| Quote #7
For a long time after that everyone had called him The Champion and there had been a return match in the spring. But not much money was bet and he had won it quite easily since he had broken the confidence of the negro from Cienfuegos in the first match. After that he had a few matches and then no more. He decided that he could beat anyone if he wanted to badly enough and he decided that it was bad for his right hand for fishing. He had tried a few practice matches with his left hand. But his left hand had always been a traitor and would not do what he called on it to do and he did not trust it. (3.91)

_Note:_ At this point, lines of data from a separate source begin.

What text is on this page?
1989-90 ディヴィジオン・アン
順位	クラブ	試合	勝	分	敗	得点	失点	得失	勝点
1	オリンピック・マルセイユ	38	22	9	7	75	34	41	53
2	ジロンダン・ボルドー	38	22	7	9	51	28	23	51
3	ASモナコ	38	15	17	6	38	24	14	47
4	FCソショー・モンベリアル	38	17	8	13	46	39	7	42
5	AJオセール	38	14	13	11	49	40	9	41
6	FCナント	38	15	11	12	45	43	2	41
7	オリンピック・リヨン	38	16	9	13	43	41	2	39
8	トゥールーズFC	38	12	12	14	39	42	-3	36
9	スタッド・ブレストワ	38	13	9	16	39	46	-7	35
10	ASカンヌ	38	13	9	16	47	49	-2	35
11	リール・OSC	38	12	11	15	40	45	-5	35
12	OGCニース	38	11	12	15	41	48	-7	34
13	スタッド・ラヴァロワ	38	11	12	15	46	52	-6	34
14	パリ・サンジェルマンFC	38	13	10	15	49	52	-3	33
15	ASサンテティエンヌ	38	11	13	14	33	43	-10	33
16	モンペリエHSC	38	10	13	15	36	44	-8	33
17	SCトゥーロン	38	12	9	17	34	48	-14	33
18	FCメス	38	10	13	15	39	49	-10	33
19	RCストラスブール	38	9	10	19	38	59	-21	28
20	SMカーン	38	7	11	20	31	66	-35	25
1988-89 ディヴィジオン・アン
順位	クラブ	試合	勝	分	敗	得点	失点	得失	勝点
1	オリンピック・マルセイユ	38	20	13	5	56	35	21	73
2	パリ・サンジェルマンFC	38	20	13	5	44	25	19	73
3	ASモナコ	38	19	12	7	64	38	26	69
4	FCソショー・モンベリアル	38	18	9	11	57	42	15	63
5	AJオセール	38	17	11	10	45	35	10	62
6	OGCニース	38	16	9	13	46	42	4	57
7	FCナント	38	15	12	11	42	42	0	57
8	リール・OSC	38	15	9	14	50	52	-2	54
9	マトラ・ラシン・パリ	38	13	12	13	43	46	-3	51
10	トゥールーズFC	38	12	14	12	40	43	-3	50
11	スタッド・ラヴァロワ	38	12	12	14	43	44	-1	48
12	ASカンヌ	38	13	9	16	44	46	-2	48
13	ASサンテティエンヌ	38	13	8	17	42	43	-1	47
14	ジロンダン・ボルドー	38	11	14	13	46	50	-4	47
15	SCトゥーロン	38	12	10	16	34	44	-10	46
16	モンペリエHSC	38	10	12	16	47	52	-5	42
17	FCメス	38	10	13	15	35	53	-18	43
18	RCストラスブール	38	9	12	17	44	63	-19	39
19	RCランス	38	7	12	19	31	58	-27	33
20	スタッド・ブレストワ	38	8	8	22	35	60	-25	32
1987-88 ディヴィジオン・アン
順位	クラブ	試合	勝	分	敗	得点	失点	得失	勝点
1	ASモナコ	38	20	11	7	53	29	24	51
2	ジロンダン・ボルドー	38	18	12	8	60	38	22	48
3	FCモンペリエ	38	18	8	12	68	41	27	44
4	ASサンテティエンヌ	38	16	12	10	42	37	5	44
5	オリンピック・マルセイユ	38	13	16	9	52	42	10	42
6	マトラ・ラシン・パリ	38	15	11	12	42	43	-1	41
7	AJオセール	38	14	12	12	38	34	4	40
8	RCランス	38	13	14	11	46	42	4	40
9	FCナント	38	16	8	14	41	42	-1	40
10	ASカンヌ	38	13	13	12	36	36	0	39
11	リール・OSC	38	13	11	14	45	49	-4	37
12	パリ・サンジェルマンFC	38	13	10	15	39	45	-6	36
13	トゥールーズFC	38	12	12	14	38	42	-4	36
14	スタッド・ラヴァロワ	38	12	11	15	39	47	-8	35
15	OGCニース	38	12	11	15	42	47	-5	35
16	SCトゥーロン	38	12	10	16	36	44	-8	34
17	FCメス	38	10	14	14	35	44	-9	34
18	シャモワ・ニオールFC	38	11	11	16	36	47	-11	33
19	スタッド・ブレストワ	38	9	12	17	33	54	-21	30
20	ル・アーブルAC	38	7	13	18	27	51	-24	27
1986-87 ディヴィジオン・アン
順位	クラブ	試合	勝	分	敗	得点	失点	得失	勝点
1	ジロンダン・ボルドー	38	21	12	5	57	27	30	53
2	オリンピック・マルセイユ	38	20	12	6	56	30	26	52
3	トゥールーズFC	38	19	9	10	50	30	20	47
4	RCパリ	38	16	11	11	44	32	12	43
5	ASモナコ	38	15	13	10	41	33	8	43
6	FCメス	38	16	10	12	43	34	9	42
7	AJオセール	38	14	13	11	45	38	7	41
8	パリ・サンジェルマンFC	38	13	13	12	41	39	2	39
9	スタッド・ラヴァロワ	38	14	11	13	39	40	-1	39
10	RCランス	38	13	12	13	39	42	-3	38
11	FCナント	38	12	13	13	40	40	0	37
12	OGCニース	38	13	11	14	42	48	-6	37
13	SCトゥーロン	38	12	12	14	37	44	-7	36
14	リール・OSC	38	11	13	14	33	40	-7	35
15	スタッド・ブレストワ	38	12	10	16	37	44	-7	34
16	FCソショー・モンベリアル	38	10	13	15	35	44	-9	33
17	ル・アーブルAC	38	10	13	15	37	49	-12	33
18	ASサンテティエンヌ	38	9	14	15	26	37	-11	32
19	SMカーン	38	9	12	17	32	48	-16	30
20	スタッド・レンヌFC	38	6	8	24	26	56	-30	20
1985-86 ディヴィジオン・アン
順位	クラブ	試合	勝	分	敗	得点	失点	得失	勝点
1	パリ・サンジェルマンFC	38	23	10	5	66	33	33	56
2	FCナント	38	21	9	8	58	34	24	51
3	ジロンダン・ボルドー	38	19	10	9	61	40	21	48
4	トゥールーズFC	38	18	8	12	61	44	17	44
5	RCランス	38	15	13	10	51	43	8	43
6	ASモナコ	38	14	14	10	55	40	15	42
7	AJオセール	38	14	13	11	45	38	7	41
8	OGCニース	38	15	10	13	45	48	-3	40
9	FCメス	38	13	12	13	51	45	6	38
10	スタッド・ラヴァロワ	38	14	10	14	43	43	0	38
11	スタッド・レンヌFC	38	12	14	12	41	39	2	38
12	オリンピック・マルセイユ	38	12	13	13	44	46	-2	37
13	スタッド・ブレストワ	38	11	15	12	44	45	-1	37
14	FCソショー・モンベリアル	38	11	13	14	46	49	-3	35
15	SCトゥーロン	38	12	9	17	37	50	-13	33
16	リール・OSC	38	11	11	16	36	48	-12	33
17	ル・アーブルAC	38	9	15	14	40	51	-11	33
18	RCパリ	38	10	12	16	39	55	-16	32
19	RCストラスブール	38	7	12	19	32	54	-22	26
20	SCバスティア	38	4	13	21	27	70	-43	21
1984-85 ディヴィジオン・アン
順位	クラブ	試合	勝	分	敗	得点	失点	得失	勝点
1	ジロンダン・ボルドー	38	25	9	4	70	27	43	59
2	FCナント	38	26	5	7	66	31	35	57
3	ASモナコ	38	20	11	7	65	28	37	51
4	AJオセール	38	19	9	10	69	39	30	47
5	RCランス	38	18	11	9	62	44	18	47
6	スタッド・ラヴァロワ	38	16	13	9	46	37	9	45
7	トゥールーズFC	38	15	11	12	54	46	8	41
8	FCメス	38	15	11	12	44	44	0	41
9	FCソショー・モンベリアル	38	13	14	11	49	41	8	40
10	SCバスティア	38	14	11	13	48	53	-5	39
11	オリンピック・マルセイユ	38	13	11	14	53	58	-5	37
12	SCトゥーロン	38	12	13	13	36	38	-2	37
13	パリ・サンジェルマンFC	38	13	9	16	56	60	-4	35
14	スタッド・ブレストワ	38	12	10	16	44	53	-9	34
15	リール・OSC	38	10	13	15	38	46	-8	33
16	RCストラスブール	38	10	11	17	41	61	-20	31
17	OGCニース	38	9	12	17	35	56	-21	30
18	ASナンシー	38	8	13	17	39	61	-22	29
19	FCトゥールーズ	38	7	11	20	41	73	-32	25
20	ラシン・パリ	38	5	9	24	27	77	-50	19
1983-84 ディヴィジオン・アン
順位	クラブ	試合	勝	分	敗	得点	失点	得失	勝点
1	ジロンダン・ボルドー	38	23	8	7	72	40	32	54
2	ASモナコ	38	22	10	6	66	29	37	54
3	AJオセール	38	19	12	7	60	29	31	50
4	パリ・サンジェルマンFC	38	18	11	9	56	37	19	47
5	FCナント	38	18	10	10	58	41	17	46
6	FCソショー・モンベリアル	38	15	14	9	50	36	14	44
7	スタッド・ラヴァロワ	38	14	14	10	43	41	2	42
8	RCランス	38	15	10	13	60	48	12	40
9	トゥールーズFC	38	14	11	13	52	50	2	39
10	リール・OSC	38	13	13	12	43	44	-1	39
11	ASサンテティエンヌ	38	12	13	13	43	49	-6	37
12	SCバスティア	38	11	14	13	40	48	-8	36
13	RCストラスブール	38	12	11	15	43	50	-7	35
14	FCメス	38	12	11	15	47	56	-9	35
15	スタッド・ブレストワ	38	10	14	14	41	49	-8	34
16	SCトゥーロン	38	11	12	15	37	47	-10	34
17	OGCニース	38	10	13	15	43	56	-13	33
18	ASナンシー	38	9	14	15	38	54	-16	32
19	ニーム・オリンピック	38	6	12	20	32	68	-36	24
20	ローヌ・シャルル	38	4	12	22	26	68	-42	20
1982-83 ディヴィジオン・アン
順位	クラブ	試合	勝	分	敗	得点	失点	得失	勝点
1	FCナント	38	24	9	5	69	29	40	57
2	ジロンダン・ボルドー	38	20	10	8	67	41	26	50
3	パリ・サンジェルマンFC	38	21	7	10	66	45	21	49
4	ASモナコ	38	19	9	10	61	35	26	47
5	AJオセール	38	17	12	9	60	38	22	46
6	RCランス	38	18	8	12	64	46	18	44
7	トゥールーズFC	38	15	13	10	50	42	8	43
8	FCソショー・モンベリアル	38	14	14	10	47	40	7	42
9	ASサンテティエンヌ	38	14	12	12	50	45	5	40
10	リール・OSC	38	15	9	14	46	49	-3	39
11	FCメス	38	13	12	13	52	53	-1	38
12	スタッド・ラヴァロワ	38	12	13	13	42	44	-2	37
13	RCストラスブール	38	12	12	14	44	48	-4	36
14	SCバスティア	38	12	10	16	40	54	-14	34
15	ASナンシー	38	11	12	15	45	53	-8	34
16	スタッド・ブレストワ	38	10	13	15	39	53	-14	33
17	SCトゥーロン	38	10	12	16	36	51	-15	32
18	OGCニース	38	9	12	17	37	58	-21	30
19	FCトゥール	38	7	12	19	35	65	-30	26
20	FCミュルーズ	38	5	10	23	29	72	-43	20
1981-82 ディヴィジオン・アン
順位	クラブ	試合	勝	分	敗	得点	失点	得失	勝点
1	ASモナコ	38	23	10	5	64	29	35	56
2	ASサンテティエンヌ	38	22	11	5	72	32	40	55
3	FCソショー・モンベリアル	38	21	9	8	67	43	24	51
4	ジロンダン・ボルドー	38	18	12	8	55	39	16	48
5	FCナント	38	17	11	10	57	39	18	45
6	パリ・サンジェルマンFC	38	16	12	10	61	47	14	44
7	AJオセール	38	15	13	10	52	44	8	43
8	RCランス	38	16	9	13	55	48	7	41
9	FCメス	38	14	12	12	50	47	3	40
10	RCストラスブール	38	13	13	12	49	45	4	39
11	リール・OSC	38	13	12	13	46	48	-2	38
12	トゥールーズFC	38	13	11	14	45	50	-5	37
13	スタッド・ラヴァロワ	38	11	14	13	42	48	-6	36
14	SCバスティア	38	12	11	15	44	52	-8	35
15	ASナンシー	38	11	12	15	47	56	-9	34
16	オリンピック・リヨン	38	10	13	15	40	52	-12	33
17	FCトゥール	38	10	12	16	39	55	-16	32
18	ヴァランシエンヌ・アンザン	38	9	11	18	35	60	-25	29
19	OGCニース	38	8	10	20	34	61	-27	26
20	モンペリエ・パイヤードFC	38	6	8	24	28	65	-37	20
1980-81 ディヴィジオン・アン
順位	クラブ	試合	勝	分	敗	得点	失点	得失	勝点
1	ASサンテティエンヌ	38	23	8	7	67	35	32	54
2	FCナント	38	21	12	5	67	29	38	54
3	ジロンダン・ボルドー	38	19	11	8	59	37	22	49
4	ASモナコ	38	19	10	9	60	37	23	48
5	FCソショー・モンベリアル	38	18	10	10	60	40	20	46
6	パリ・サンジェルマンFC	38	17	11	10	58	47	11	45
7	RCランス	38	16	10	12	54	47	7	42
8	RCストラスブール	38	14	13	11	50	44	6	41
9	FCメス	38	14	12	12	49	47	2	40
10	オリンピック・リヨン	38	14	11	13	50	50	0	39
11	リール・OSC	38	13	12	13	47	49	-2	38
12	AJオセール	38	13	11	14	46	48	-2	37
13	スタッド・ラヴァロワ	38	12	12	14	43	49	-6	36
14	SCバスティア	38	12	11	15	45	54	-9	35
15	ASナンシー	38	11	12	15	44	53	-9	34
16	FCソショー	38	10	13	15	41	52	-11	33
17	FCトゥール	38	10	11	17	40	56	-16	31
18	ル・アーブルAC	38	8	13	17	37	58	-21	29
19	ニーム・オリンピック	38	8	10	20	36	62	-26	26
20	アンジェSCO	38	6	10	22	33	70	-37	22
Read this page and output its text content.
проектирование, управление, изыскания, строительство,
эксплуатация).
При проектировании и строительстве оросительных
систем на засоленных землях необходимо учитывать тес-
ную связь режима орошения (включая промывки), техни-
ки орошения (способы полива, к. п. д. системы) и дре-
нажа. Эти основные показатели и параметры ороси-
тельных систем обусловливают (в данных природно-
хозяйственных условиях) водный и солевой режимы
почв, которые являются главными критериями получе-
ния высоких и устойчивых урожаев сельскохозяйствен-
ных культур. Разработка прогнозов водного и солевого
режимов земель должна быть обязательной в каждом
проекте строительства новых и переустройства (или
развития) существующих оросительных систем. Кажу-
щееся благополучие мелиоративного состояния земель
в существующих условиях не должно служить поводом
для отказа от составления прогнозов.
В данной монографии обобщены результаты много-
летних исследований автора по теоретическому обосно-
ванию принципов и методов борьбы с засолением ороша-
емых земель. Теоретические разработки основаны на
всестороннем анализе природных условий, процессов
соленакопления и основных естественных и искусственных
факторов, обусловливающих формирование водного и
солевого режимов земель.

It is enough for the old man to know his abilities himself; he does not feel the need to prove them repeatedly to the rest of the world.
| Quote #8
He took all his pain and what was left of his strength and his long gone pride and he put it against the fish’s agony and the fish came over onto his side and swam gently on his side, his bill almost touching the planking of the skiff and started to pass the boat, long, deep, wide, silver and barred with purple and interminable in the water. (4.64)
Although we are first told that the old man suffered no loss of pride, we later hear of his "lost gone pride."
| Quote #9
"I need a pencil for that," he said. "My head is not that clear. But I think the great DiMaggio would be proud of me today. I had no bone spurs. But the hands and the back hurt truly." I wonder what a bone spur is, he thought. Maybe we have them without knowing of it. (4.77)
The old man is interested in his own sense of internal pride, but also the opinion that his hero would have of him.